Leonardo García Alarcon -que vous pouvez retrouver pour une interview toute récente sur Ôlyrix- a établi lui-même cette version abrégée et très équilibrée d’Il Giasone, avec presque trois heures de musique alors que l’ouvrage original comporte une heure de plus. À Versailles, la distribution vocale proposée est sensiblement identique à celle de Genève, Francesca Aspromonte s’emparant du rôle clé d’Isifile et Alejandro Meerapfel remplaçant Sir Willard White en Oreste. Annoncé souffrant, le sopraniste Valer Sabadus passe bien dans le cadre relativement intime de l’Opéra Royal de Versailles. Son interprétation du fort versatile Giasone (Jason) convainc parfaitement, et vocalement, en dehors de quelques sons droits et durs, il parvient à séduire sur la durée. Face à lui, la mezzo-soprano Kristina Hammarström au timbre prenant, aux moyens larges et affirmés, incarne une Medea passionnée, toute d’intensité scénique. Raul Giménez déploie une voix de ténor surtout sonore à défaut d’être nuancée dans le rôle d’Égée, roi d’Athènes amoureux transi de Medea, avec une tendance à surjouer un peu. Le soprano ravissant de Francesca Aspromonte, à la fois léger et souple, trouve en Isifile un rôle à sa mesure. Elle y déploie un charme certain, composant un personnage à la fois candide, affirmé et courageux. Démos, le valet bègue d’Égée bondissant et mal embouché, est incarné avec virtuosité par le ténor Migran Agadzhanyan. Présent depuis une quarantaine d’années désormais sur les scènes lyriques dans le répertoire baroque, Dominique Visse continue à suspendre par son aisance scénique et sa vis comica. Son interprétation de la vieille nourrice Delfa, monstrueuse croqueuse d’hommes, réjouit légitimement toute la salle.

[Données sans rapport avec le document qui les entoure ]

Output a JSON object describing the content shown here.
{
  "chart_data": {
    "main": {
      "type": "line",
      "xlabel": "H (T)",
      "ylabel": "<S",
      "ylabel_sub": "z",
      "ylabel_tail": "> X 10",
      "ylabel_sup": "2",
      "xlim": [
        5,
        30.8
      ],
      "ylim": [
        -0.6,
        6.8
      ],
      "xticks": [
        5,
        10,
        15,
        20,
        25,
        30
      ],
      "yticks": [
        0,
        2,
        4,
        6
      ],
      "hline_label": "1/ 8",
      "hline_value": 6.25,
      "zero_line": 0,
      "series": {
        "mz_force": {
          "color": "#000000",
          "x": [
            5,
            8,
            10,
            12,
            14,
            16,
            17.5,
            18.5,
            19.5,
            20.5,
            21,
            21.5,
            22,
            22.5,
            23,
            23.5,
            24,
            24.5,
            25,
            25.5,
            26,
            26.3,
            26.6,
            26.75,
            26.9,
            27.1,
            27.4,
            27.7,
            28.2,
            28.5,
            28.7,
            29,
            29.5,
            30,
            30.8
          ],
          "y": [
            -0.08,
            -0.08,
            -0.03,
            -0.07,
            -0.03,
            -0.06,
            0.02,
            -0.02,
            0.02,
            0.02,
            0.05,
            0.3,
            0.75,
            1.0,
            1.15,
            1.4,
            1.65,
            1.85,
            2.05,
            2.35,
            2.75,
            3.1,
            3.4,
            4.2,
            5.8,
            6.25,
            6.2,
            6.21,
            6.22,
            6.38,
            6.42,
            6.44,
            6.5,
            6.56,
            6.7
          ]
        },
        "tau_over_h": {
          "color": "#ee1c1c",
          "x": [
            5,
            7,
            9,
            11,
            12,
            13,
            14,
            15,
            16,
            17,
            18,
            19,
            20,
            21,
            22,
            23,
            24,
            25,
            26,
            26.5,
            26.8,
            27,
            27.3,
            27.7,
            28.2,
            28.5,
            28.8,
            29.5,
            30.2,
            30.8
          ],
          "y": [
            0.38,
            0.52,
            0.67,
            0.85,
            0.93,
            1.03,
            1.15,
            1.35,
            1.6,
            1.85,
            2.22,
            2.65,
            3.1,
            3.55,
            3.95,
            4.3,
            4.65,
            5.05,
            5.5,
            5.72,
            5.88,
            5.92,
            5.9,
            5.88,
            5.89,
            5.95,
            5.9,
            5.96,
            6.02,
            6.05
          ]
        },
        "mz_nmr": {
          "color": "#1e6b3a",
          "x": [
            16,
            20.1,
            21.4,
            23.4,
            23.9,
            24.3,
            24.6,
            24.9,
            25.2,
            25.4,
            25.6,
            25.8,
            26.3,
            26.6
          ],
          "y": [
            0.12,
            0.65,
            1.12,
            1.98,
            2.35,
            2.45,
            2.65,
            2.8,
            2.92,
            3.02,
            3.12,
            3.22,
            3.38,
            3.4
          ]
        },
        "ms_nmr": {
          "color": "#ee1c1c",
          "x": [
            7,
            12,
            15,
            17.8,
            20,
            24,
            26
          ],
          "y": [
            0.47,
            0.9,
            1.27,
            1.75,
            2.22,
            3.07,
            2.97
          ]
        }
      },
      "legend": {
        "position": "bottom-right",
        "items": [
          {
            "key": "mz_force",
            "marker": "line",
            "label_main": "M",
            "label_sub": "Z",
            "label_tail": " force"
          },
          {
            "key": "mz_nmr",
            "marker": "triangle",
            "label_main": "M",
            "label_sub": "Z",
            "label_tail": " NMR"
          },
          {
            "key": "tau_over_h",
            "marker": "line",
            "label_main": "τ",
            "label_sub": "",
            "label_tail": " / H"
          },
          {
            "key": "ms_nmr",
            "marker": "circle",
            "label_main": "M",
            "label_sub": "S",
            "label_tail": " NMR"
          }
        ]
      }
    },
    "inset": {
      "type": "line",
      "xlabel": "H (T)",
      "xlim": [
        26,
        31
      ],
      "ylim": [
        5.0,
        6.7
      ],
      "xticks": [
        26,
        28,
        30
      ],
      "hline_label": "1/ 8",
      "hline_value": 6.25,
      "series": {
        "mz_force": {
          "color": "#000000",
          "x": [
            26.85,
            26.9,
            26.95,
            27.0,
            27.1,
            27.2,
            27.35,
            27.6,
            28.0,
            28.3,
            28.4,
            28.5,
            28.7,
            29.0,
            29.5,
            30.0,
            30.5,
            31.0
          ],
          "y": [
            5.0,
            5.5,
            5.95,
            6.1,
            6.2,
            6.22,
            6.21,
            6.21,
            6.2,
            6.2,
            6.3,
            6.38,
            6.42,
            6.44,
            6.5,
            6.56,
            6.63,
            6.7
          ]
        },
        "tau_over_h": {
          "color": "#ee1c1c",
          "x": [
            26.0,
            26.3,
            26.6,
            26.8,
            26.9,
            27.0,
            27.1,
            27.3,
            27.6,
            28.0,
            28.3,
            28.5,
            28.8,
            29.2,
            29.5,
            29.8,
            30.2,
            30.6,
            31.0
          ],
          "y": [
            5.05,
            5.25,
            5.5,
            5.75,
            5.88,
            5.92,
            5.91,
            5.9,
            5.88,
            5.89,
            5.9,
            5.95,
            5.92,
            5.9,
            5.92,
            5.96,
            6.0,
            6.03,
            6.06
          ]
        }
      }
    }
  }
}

Valer Sabadus (Il Giasone) et Kristina Hammarstöm (Médée) (© GTG / Magali Dougados)
Les autres rôles –Taras Berezhansky Hercule sonore et bienveillant, Günes Gürle, Besso, second de Giasone, Alejandro Meerapfel, Oreste un peu en retrait, Mariana Flores, Alinda délurée- donnent toute satisfaction. N’oublions pas le personnage de l’Amour -gros putto joufflu et aguicheur- incarné avec vivacité par la soprano Mary Feminear. Pleine de drôlerie et d’inventivité, la mise en scène alerte de Serena Sinigaglia ne heurte jamais le texte ni la musique. Elle met en valeur les spécificités de la partition et du texte de l’habile Andrea Cicognini. En parfaite cohésion avec cette approche, Leonardo García Alarcon mène son ensemble Cappella Mediterranea avec une détermination affirmée, un sens du rythme certain presque effréné même : il laisse peu de temps aux spectateurs pour souffler un peu !
Il Giasone par Serena Sinigaglia (© GTG / Magali Dougados)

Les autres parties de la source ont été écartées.